Jeremy Vine agrees deal with Twitter user who falsely named him as accused BBC star

Jeremy Vine leaving Wogan House in central London
Jeremy Vine said: ‘At my request, he has also agreed to pay £1,000 to [the Motor Neurone Disease Association] rather than paying damages.’ Photograph: Jordan Pettitt/PA

Jeremy Vine has agreed a settlement with a Twitter user who falsely identified him as the BBC presenter at the centre of claims he paid a young person thousand of pounds for explicit photographs.

Vine, who hosts an afternoon programme on BBC Radio 2, was one of several BBC presenters, including Gary Lineker, Rylan Clark and Nicky Campbell, who were moved to publicly deny claims on social media that they were the unnamed TV star. On Wednesday, it was revealed that the presenter was the News at Ten anchor Huw Edwards.

Vine said he received an apology from a Twitter user who had “libelled” him by wrongly claiming he was the BBC presenter in question. He said the user had agreed to make a donation to charity at his request.

“He has now acknowledged that he was wrong and has apologised. At my request, he has also agreed to pay £1,000 to [the Motor Neurone Disease Association] rather than paying damages,” Vine said.

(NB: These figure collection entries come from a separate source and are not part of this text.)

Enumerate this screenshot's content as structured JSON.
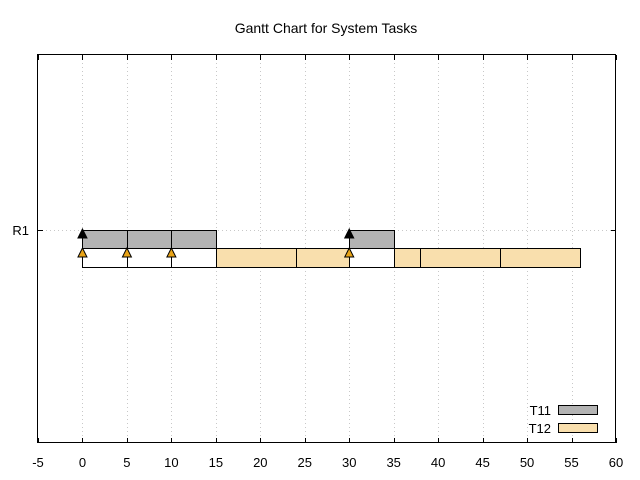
{
  "chart_data": {
    "type": "gantt",
    "title": "Gantt Chart for System Tasks",
    "xlim": [
      -5,
      60
    ],
    "x_ticks": [
      -5,
      0,
      5,
      10,
      15,
      20,
      25,
      30,
      35,
      40,
      45,
      50,
      55,
      60
    ],
    "grid": true,
    "legend_position": "bottom-right",
    "rows": [
      {
        "label": "R1",
        "y": 0
      }
    ],
    "series": [
      {
        "name": "T11",
        "color": "#b3b3b3",
        "lane": "upper",
        "segments": [
          [
            0,
            5
          ],
          [
            5,
            10
          ],
          [
            10,
            15
          ],
          [
            30,
            35
          ]
        ],
        "releases": [
          0,
          30
        ],
        "release_color": "#000000"
      },
      {
        "name": "T12",
        "color": "#f9dfad",
        "lane": "lower",
        "segments": [
          [
            0,
            5
          ],
          [
            5,
            10
          ],
          [
            10,
            15
          ],
          [
            15,
            24
          ],
          [
            24,
            30
          ],
          [
            30,
            35
          ],
          [
            35,
            38
          ],
          [
            38,
            47
          ],
          [
            47,
            56
          ]
        ],
        "filled": [
          [
            15,
            24
          ],
          [
            24,
            30
          ],
          [
            35,
            38
          ],
          [
            38,
            47
          ],
          [
            47,
            56
          ]
        ],
        "releases": [
          0,
          5,
          10,
          30
        ],
        "release_color": "#e8a317"
      }
    ]
  }
}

Before Edwards was named by his wife, Vicky Flind, as the BBC presenter facing allegations over payments for sexually explicit images, Vine appealed on Twitter for the presenter to come forward.

“It’s his decision but he needs to come forward now, I think,” he said, adding: “I had a situation: I was going to see Bruce Springsteen at the weekend and my wife said: ‘Are you going to be safe there?’ That’s how serious this thing is, and she gave me a baseball cap and said: ‘You’d better wear this.’”

Similarly, Campbell spoke about his “distressing weekend” after he was falsely named. He said he had contacted police about being mentioned online in connection with the story and was having conversations with his lawyers in terms of defamation.

Flind released a statement on Wednesday that identified Edwards as the person accused by the Sun of giving £35,000 to a crack cocaine user in return for explicit images – claims that were later denied by the young person in question.

Her statement elicited substantial sympathy from colleagues, former colleagues and members of the public after it revealed that Edwards was in hospital for mental health treatment.

Edwards, who was paid £435,000 last year, faces a long and expensive battle to save his career amid further accusations of potentially inappropriate behaviour, including from BBC News colleagues.

Although the police concluded he had no criminal case to answer, an internal BBC investigation may still find he breached the terms of his contract in ways that were not illegal. The broadcaster said it was continuing its “fact-finding investigations” into allegations about the presenter.